Trondheim otherwise is a good place to come home to. Even though it’s small compared to Bergen, and miniscule compared to Oslo, it provides well and has everything one can ask for. Still, I am now coming to terms with the thought that I start seeing an end of my stay here, and though I’ve said that I never have intended to live i nTrondheim for many years, I am soon getting the feeling that I will not be here more than another winter.

It’s strange, that… Having thought unconciously for quite some time, that living in Trondheim was just a staged life, or a pause from my real life with my real, significant people that I knew from Bergen, I somehow always pictured that I would return to a state of old life after these years of “vacation”. Now I’m understanding that these years haven’t been something else, but my real life entirely, and my real self, only in a different place and away from the ones I knew. The years in Trondheim have been just as important and significant for my life and the shaping of me than any other. And when it’s time for me to leave here, my life will still be as real, only starting again someplace else.

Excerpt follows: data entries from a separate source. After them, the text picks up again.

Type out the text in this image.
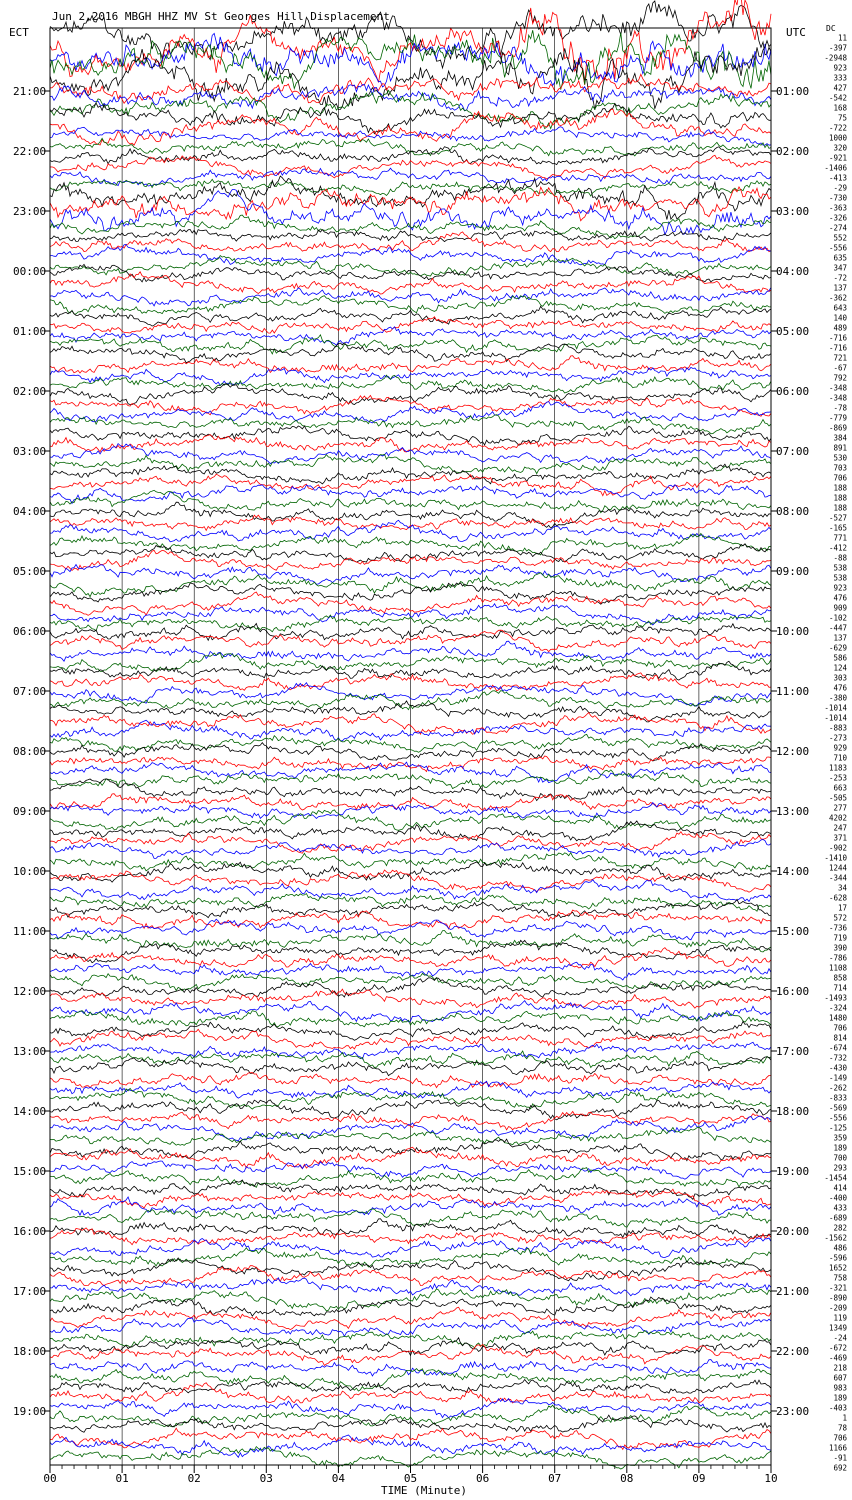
00	01	02	03	04	05	06	07	08	09	10
21:00
22:00
23:00
00:00
01:00
02:00
03:00
04:00
05:00
06:00
07:00
08:00
09:00
10:00
11:00
12:00
13:00
14:00
15:00
16:00
17:00
18:00
19:00
01:00
02:00
03:00
04:00
05:00
06:00
07:00
08:00
09:00
10:00
11:00
12:00
13:00
14:00
15:00
16:00
17:00
18:00
19:00
20:00
21:00
22:00
23:00
11
-397
-2948
923
333
427
-542
168
75
-722
1000
320
-921
-1406
-413
-29
-730
-363
-326
-274
552
-556
635
347
-72
137
-362
643
140
489
-716
-716
721
-67
792
-348
-348
-78
-779
-869
384
891
530
703
706
188
188
188
-527
-165
771
-412
-88
538
538
923
476
909
-102
-447
137
-629
586
124
303
476
-380
-1014
-1014
-883
-273
929
710
1183
-253
663
-505
277
4202
247
371
-902
-1410
1244
-344
34
-628
17
572
-736
719
390
-786
1108
858
714
-1493
-324
1480
706
814
-674
-732
-430
-149
-262
-833
-569
-556
-125
359
189
700
293
-1454
414
-400
433
-689
282
-1562
486
-596
1652
758
-321
-890
-209
119
1349
-24
-672
-469
218
607
983
189
-403
1
78
706
1166
-91
692
Jun 2,2016 MBGH HHZ MV St Georges Hill Displacement
ECT	UTC	DC
TIME (Minute)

I think those thoughts originally came from me being parted with Cat and Is, and surely, any life not ivolving them couldn’t be as real. But it seems that I must come to terms with the fact that life still goes on even though I don’t see them or hear from them as much as I used, or would like, to. And, in the meantime, while I wait for us all to stand still at the same place at the same time in life once again, I will lead my life to the fullest, and hope that I will somehow gain some wisdom and new memories to look back on from it all.

I have of course a lot of pictures and a lot of things to tell from Christmas, but it will have to wait at least for tomorrow. For now, it’s enough to say – Happy new year, and may it be a good one. I’m sure it will be the best one – so far – for me, even though I’m not sure why.